Our findings indicate that anal resting pressure is positively correlated with sensory thresholds. The anal resting pressure mainly reflects the pressure of the internal anal sphincter (smooth muscle), so it is inferred that there may be a correlation between rectal sensitivity and smooth muscle pressure, but the mechanism of action needs to be investigated further. In contrast, the pathogenesis of FARP in patients with high anal resting pressure may be pain caused by smooth muscle spasms.

In our study, most patients with FARP exhibited symptoms of anxiety and depression. Although no significant gender differences were observed in anxiety and depression scores, female patients tended to report higher levels of these symptoms than males. Currently, Gut-brain interaction disorder is the most widely accepted theory regarding the pathogenesis of FGIDs. These disorders are often associated with psychiatric comorbidities, such as depression and anxiety, and these mood disorders cause gastrointestinal symptoms [38]. Anxiety states are widespread in patients with irritable bowel syndrome, and psychological factors may influence the persistence and perceived severity of these symptoms, which are significantly associated with pain levels and physical symptoms. Women’s anxiety, depression, and somatization are more obvious [39, 40]. Pain intensity is closely related to emotional symptoms. Pain has been shown to cause emotional disorders, and emotional disorders can exacerbate pain [41]. Whether pain is a somatic manifestation of psychological disorders and whether chronic pain is the main cause of emotional problems requires further research. Although our study did not find a correlation between mood and pain, it provides a basis for guidelines for the management of mood disorders in patients with FARP, which may include central neuromodulators, such as antidepressants, antipsychotics, and other central nervous system-targeted agents.

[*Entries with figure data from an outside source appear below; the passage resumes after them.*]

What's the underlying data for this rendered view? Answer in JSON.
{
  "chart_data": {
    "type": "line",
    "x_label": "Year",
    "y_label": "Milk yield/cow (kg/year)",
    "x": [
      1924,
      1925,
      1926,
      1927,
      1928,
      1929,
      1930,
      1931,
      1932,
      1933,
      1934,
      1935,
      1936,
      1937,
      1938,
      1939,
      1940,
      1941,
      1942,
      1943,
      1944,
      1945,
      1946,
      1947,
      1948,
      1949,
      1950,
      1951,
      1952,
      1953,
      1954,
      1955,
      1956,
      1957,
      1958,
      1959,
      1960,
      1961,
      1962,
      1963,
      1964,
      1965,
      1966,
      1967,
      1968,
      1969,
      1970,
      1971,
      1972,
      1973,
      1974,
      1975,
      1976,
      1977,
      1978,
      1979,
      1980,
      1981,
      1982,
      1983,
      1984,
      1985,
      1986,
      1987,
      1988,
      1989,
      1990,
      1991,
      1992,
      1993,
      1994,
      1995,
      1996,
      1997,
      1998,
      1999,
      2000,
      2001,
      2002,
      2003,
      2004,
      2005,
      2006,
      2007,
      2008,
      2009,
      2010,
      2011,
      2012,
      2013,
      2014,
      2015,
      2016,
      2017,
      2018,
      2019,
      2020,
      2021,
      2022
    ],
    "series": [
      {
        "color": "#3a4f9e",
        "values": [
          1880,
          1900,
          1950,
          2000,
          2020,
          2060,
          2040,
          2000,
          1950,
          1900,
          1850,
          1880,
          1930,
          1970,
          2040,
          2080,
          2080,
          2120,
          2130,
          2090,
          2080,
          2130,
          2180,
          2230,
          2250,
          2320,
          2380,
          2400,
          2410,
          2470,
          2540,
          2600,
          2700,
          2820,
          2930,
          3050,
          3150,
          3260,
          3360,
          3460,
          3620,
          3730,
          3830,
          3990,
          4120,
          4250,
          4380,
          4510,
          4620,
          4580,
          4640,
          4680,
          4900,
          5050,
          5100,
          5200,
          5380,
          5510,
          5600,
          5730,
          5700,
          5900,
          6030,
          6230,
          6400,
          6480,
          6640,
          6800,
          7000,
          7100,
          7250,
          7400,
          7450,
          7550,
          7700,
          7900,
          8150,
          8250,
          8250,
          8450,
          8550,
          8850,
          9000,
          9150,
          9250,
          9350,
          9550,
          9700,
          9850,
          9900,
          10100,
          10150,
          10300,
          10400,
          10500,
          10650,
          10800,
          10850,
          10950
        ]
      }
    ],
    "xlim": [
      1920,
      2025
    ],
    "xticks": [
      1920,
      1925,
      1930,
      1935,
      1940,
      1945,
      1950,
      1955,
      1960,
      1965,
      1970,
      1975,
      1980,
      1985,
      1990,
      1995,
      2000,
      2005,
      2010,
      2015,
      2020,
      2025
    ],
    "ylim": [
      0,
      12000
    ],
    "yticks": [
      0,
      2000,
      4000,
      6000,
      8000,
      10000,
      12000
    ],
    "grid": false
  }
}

There were several imitations in our study. First, as a retrospective study, we were unable to obtain complete data on VAS scores, HAM-A scores, and HAM-D scores. A prospective study is needed to further investigate the anorectal physiological characteristics of FARP. Second, we did not assess the structure and function of the pelvic floor muscles in patients with FARP using a combination of pelvic floor ultrasound and defecography. Although HARM can aid in understanding the physiological features of the anus and rectum, it is better to be combined with other examinations to improve the diagnostic system for FARP, clarify its etiology and pathogenesis.